The semiconductor industry has a renewed sense of importance due to national security and supply chain-related challenges. Countries are partnering more, such as the partnership between the U.S. and Japan. We must think about how to create a collaboration between like-minded countries to develop international standards.

Q:
Traditional manufacturing lines of semi-conductors may become stranded assets. How can we prepare to avoid such redundancies?

Mukesh KHARE:
One type of computing will not replace another. They will co-exist. Traditional computing will continue as well as quantum computing, and the latter will not replace the former. Whatever current investments companies are making will continue to be fruitful as they will help meet the ever-growing demand for semi-conductors. In fact, more and not less investment will be required to create new semi-conductor fabrication plants (FABs), and new materials.

Q:
Do you regard Japanese engineers as being excellent? How can Japan nurture its researchers?

Mukesh KHARE:
IBM has partnered with Japanese companies for the last 40 years and have worked with every major technology company in the country. Japanese engineers working at IBM Research are amongst the best in terms of their thoroughness and professionalism.
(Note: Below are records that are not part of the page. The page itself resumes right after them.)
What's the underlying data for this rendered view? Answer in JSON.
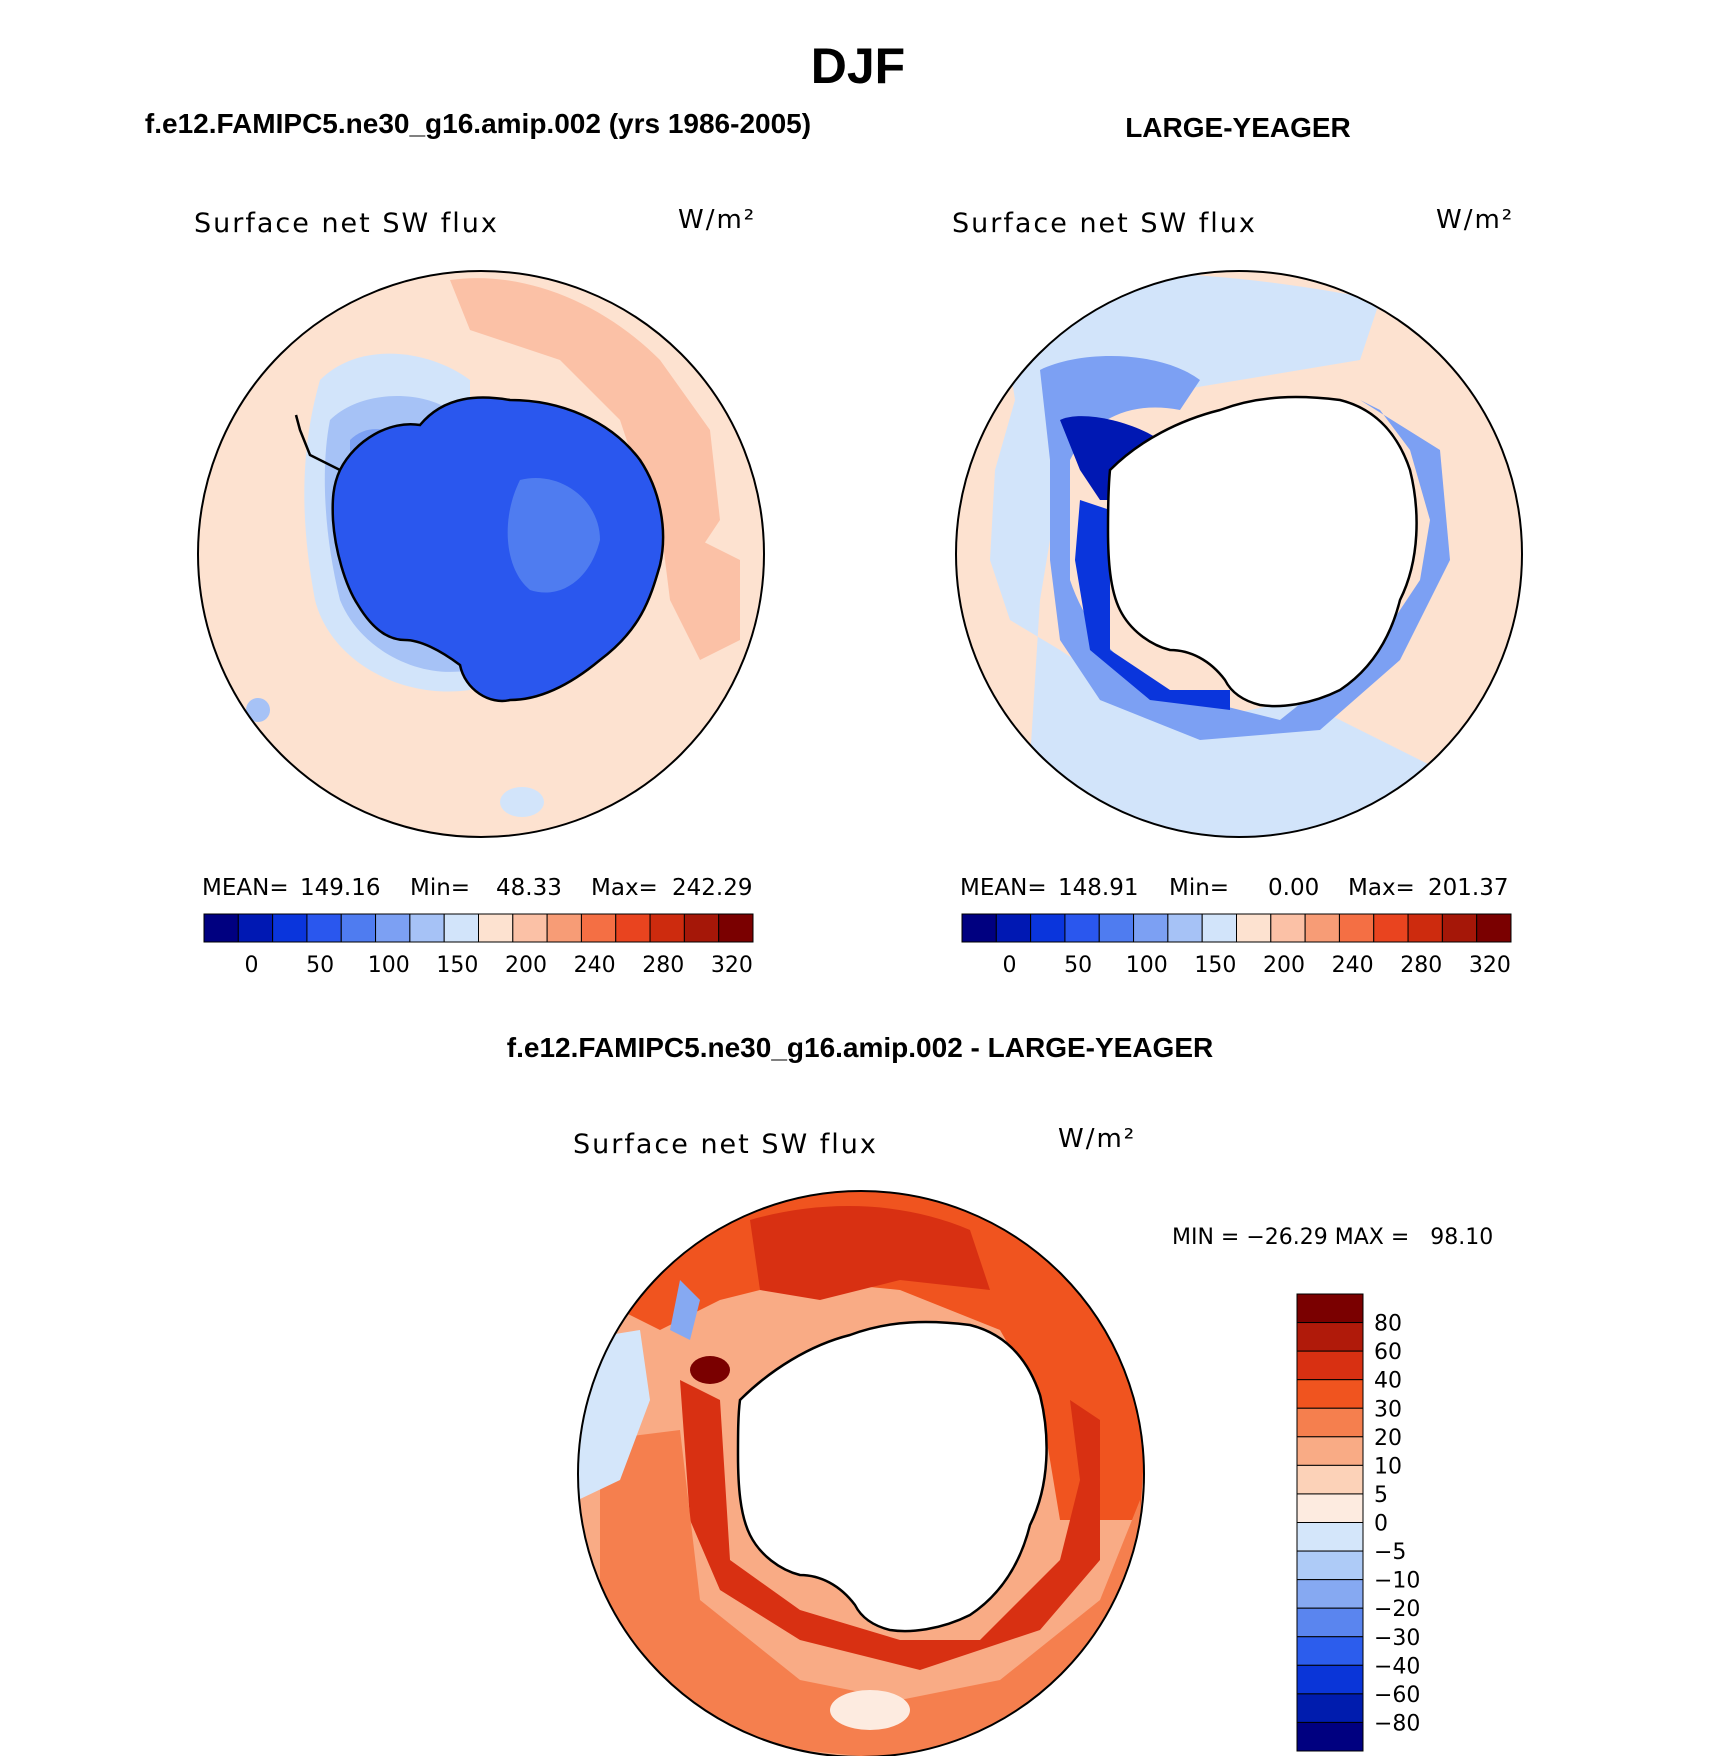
{
  "figure": {
    "title": "DJF",
    "panel_left_header": "f.e12.FAMIPC5.ne30_g16.amip.002 (yrs 1986-2005)",
    "panel_right_header": "LARGE-YEAGER",
    "diff_header": "f.e12.FAMIPC5.ne30_g16.amip.002 - LARGE-YEAGER"
  },
  "chart_data": [
    {
      "type": "map",
      "projection": "south polar stereographic",
      "title": "Surface net SW flux",
      "units": "W/m²",
      "stats": {
        "MEAN": "149.16",
        "Min": "48.33",
        "Max": "242.29"
      },
      "stats_text": {
        "mean_label": "MEAN=",
        "mean": "149.16",
        "min_label": "Min=",
        "min": "48.33",
        "max_label": "Max=",
        "max": "242.29"
      },
      "colorbar_ticks": [
        "0",
        "50",
        "100",
        "150",
        "200",
        "240",
        "280",
        "320"
      ],
      "colorbar_colors": [
        "#000080",
        "#0018b3",
        "#0a35dc",
        "#2a57ee",
        "#4f7cf0",
        "#7ca0f3",
        "#a6c2f6",
        "#d2e4fa",
        "#fde2d0",
        "#fbc1a6",
        "#f79c76",
        "#f46f44",
        "#e9441f",
        "#cd2b0e",
        "#a51708",
        "#7a0000"
      ]
    },
    {
      "type": "map",
      "projection": "south polar stereographic",
      "title": "Surface net SW flux",
      "units": "W/m²",
      "stats": {
        "MEAN": "148.91",
        "Min": "0.00",
        "Max": "201.37"
      },
      "stats_text": {
        "mean_label": "MEAN=",
        "mean": "148.91",
        "min_label": "Min=",
        "min": "0.00",
        "max_label": "Max=",
        "max": "201.37"
      },
      "colorbar_ticks": [
        "0",
        "50",
        "100",
        "150",
        "200",
        "240",
        "280",
        "320"
      ],
      "colorbar_colors": [
        "#000080",
        "#0018b3",
        "#0a35dc",
        "#2a57ee",
        "#4f7cf0",
        "#7ca0f3",
        "#a6c2f6",
        "#d2e4fa",
        "#fde2d0",
        "#fbc1a6",
        "#f79c76",
        "#f46f44",
        "#e9441f",
        "#cd2b0e",
        "#a51708",
        "#7a0000"
      ]
    },
    {
      "type": "map",
      "projection": "south polar stereographic",
      "title": "Surface net SW flux",
      "units": "W/m²",
      "stats": {
        "MIN": "-26.29",
        "MAX": "98.10"
      },
      "stats_line": "MIN = −26.29 MAX =   98.10",
      "colorbar_ticks": [
        "80",
        "60",
        "40",
        "30",
        "20",
        "10",
        "5",
        "0",
        "−5",
        "−10",
        "−20",
        "−30",
        "−40",
        "−60",
        "−80"
      ],
      "colorbar_colors": [
        "#7a0000",
        "#b01a0a",
        "#d83012",
        "#f0541f",
        "#f57f4e",
        "#f9ab85",
        "#fcd2b8",
        "#fdebe0",
        "#d4e6fa",
        "#aecbf7",
        "#86a9f2",
        "#5a85ef",
        "#2c5ded",
        "#0a35d8",
        "#001cae",
        "#000080"
      ]
    }
  ]
}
Japan as a country must continue to invest and foster engineering. Because of the current lack of Japanese manufacturing companies in semi-conductors, university research has transitioned into the areas where investment is going. There is now a strong focus in Japan and U.S. to create university programs that train semi-conductor engineers, which should be encouraged to meet what will be an increased demand.

Q:
Computing architecture has developed continuously over the last 100 years. What kind of supply chain is necessary for the future? What elements of the supply chain should be made resilient for the decades to come?

Mukesh KHARE:
We must pay attention to the end-to-end supply chain. Quantum computing, for example, requires different materials. We must look at each branch of computing differently, starting from materials, to manufacturing, to systems. Software is also essential because computing is consumed only by software. Then there is the human aspect which is the workforce. We must look at every aspect in each of these domains. In terms of AI or quantum, we must work towards developing not only chip technology but chip design, system design, and talent.

It is always important to look at the full stack. At IBM we are fortunate that we work on the full stack, because if one thing is missing, it has the potential to break the whole chain for economic growth and national security.

*This summary was compiled by RIETI Editorial staff.